I had an ablation for atrial flutter by an Electrophysiolgist (EP). Anaesthesia carries it's own risk so the procedure is easily accomplished using "conscience" sedation, you're sort of in and out of it. They are generous with the medication and will increase the sedation if you start feeling any discomfort or pain. I wanted to watch the procedure too, but it's difficult to see the monitors all of the time. Minor soreness in groin and some weird feelings in heart - but nothing major. So far the flutter is gone but A-Fib is still there. Flutter ablation is much shorter than Fib ablation - lasted maybe 2 hours at the most. There are risks with this procedure (as any procedure), but the odds are way against anything bad happening. You can search online for "webcast ablations" and find some prerecorded or live ablations. Mercy Hospital just had a flutter ablation the other night that was worth watching, lasted an hour. Good luck - I hope it works out for you.
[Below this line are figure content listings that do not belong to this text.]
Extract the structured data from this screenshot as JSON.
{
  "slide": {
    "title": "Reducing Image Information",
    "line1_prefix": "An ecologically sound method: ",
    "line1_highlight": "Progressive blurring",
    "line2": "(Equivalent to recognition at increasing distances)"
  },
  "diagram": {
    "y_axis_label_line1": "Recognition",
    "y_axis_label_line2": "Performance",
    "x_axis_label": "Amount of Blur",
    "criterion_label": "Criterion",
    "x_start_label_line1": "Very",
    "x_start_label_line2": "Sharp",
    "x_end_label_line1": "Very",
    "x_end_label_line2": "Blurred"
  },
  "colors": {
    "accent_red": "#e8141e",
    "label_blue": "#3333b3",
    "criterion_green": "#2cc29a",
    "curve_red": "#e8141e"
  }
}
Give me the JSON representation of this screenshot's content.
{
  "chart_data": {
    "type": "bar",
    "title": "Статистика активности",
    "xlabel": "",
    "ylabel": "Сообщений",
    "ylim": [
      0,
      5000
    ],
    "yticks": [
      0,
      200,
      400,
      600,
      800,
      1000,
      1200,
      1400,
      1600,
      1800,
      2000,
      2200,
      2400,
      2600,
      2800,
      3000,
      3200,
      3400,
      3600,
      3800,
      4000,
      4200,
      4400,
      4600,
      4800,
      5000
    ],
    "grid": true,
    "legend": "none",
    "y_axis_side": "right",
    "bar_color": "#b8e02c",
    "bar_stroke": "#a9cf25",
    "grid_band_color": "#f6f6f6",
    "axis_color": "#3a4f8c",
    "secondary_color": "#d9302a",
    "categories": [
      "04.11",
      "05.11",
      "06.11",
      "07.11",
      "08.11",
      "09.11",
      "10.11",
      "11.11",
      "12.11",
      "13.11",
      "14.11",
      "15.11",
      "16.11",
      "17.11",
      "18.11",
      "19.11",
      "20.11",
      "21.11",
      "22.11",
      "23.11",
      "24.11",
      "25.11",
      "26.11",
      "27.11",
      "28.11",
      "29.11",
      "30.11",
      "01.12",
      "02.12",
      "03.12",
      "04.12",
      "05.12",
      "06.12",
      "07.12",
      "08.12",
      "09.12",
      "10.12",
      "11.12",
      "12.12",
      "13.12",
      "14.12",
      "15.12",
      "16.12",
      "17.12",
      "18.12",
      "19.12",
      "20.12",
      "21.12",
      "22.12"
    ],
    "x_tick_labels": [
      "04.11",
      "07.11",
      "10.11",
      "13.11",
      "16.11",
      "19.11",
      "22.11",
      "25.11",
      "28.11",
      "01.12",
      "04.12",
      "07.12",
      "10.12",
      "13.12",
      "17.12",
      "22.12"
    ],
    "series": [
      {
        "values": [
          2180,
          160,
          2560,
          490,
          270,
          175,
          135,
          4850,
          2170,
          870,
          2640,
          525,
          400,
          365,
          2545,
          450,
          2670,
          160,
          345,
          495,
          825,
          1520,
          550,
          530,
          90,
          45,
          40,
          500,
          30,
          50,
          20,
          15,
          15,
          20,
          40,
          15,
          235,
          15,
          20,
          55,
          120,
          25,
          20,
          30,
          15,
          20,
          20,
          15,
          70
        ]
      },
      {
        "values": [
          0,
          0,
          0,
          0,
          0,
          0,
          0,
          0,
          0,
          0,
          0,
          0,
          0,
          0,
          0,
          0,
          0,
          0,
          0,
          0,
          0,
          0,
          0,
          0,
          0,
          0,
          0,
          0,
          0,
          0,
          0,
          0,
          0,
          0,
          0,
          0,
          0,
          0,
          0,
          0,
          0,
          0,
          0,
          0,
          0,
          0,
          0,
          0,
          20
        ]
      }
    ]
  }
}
I had an ablation last Monday for WPW. It was the second time I went through the procedure although the first time they didn't actually "ablate" anything. I went to the University of Michigan this past time because they have cryoablation which is safer and was necessary in my case because the accessory pathway is very close to the AV node. My procedure was at 5 pm on Monday and I left the hospital before 11 pm that night. I didn't go in to work on Tuesday until 2 pm and had no problems. I'm not sure if it's normal, but I felt great the first couple of days and then over the weekend I felt on several occasions like my condition was trying to act up. I'm hoping not because I desparately want it to be a success.